An elliptic paraboloid. A hyperbolic paraboloid. We cannot tell.

Again consider $F(x,y) = x^3-3x-y^2+4y$. Does this surface locally look like an elliptic paraboloid or a hyperbolic paraboloid at the point $(1,2)$? First check:

\begin{align*} F^{(1,0)}(1,2) &= \answer {0}\\ F^{(0,1)}(1,2) &= \answer {0} \end{align*}

Since the first derivatives are zero, we can now use our new second derivative test:

\[ D(1,2) = \answer {-12} \]

An elliptic paraboloid. A hyperbolic paraboloid. We cannot tell.

Consider $F(x,y) = e^{x^2+y^2}$. Does this surface locally look like an elliptic paraboloid or a hyperbolic paraboloid at the point $(0,0)$? Compute:

\begin{align*} \pp [F]{x} &= \answer {2x e^{x^2+y^2}}\\ \pp [F]{y} &= \answer {2y e^{x^2+y^2}}\\ \frac {\partial ^2F}{\partial x^2} &= \answer {2 e^{x^2+y^2}+4x^2 e^{x^2+y^2}}\\ \frac {\partial ^2F}{\partial y^2} &= \answer {2 e^{x^2+y^2}+4y^2 e^{x^2+y^2}}\\ \frac {\partial ^2F}{\partial x\partial y} &= \answer {4 x y e^{x^2+y^2}}\\ \end{align*}

Now check:

\begin{align*} F^{(1,0)}(0,0) &= \answer {0}\\ F^{(0,1)}(0,0) &= \answer {0} \end{align*}

Since the first derivatives are zero, we can now use our new second derivative test:

\[ D(0,0) = \answer {4} \]

An elliptic paraboloid. A hyperbolic paraboloid. We cannot tell.

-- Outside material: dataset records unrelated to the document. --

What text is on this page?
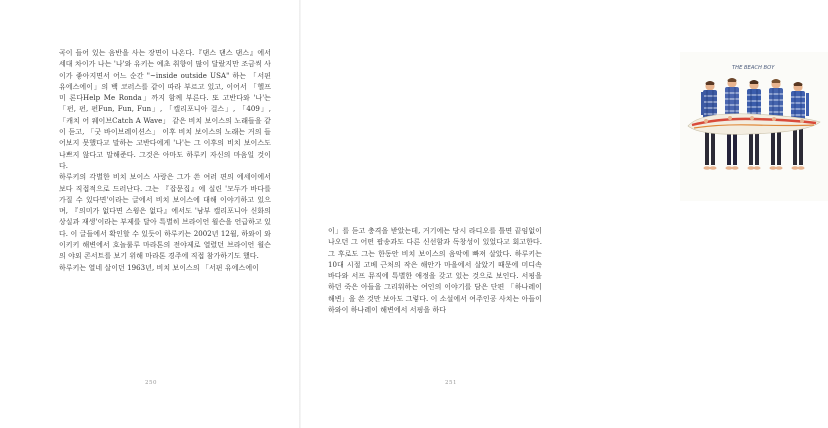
곡이 들어 있는 음반을 사는 장면이 나온다.『댄스 댄스 댄스』에서 세대 차이가 나는 '나'와 유키는 예초 취향이 많이 달랐지만 조금씩 사이가 좋아지면서 어느 순간 "~inside outside USA" 하는 「서핀 유에스에이」의 백 코러스를 같이 따라 부르고 있고, 이어서 「헬프 미 론다Help Me Ronda」까지 함께 부른다. 또 고반다와 '나'는 「펀, 펀, 펀Fun, Fun, Fun」, 「캘리포니아 걸스」, 「409」, 「캐치 어 웨이브Catch A Wave」 같은 비치 보이스의 노래들을 같이 듣고, 「굿 바이브레이션스」 이후 비치 보이스의 노래는 거의 들어보지 못했다고 말하는 고반다에게 '나'는 그 이후의 비치 보이스도 나쁘지 않다고 말해준다. 그것은 아마도 하루키 자신의 마음일 것이다.
하루키의 각별한 비치 보이스 사랑은 그가 쓴 여러 편의 에세이에서 보다 직접적으로 드러난다. 그는 『잡문집』에 실린 '모두가 바다를 가질 수 있다면'이라는 글에서 비치 보이스에 대해 이야기하고 있으며, 『의미가 없다면 스윙은 없다』에서도 '남부 캘리포니아 신화의 상실과 재생'이라는 부제를 달아 특별히 브라이언 윌슨을 언급하고 있다. 이 글들에서 확인할 수 있듯이 하루키는 2002년 12월, 하와이 와이키키 해변에서 호놀룰루 마라톤의 전야제로 열렸던 브라이언 윌슨의 야외 콘서트를 보기 위해 마라톤 경주에 직접 참가하기도 했다.
하루키는 열네 살이던 1963년, 비치 보이스의 「서핀 유에스에이

250
THE BEACH BOY

이」를 듣고 충격을 받았는데, 거기에는 당시 라디오를 틀면 끝임없이 나오던 그 어떤 팝송과도 다른 신선함과 독창성이 있었다고 회고한다. 그 후로도 그는 한동안 비치 보이스의 음악에 빠져 살았다. 하루키는 10대 시절 고베 근처의 작은 해안가 마을에서 살았기 때문에 미디속 바다와 서프 뮤직에 특별한 애정을 갖고 있는 것으로 보인다. 서핑을 하던 죽은 아들을 그리워하는 여인의 이야기를 담은 단편 「하나레이 해변」을 쓴 것만 보아도 그렇다. 이 소설에서 여주인공 사치는 아들이 하와이 하나레이 해변에서 서핑을 하다

251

Consider $F(x,y) = x y e^{-xy}$. Does this surface locally look like an elliptic paraboloid or a hyperbolic paraboloid at the point $(0,0)$? Compute:

\begin{align*} \pp [F]{x} &= \answer {y e^{-x y}-xy^2e^{-x y}}\\ \pp [F]{y} &= \answer {x e^{-x y}-x^2ye^{-x y}}\\ \frac {\partial ^2F}{\partial x^2} &= \answer {xy^3e^{-xy}-2y^2e^{-xy}}\\ \frac {\partial ^2F}{\partial y^2} &= \answer {x^3ye^{-xy}-2x^2e^{-xy}}\\ \frac {\partial ^2F}{\partial x\partial y} &= \answer {x^2 y^2 e^{-x y}-3 x y e^{-x y}+e^{-x y}}\\ \end{align*}

Now check:

\begin{align*} F^{(1,0)}(0,0) &= \answer {0}\\ F^{(0,1)}(0,0) &= \answer {0} \end{align*}

Since the first derivatives are zero, we can now use our new second derivative test:

\[ D(0,0) = \answer {-1} \]

An elliptic paraboloid. A hyperbolic paraboloid. We cannot tell.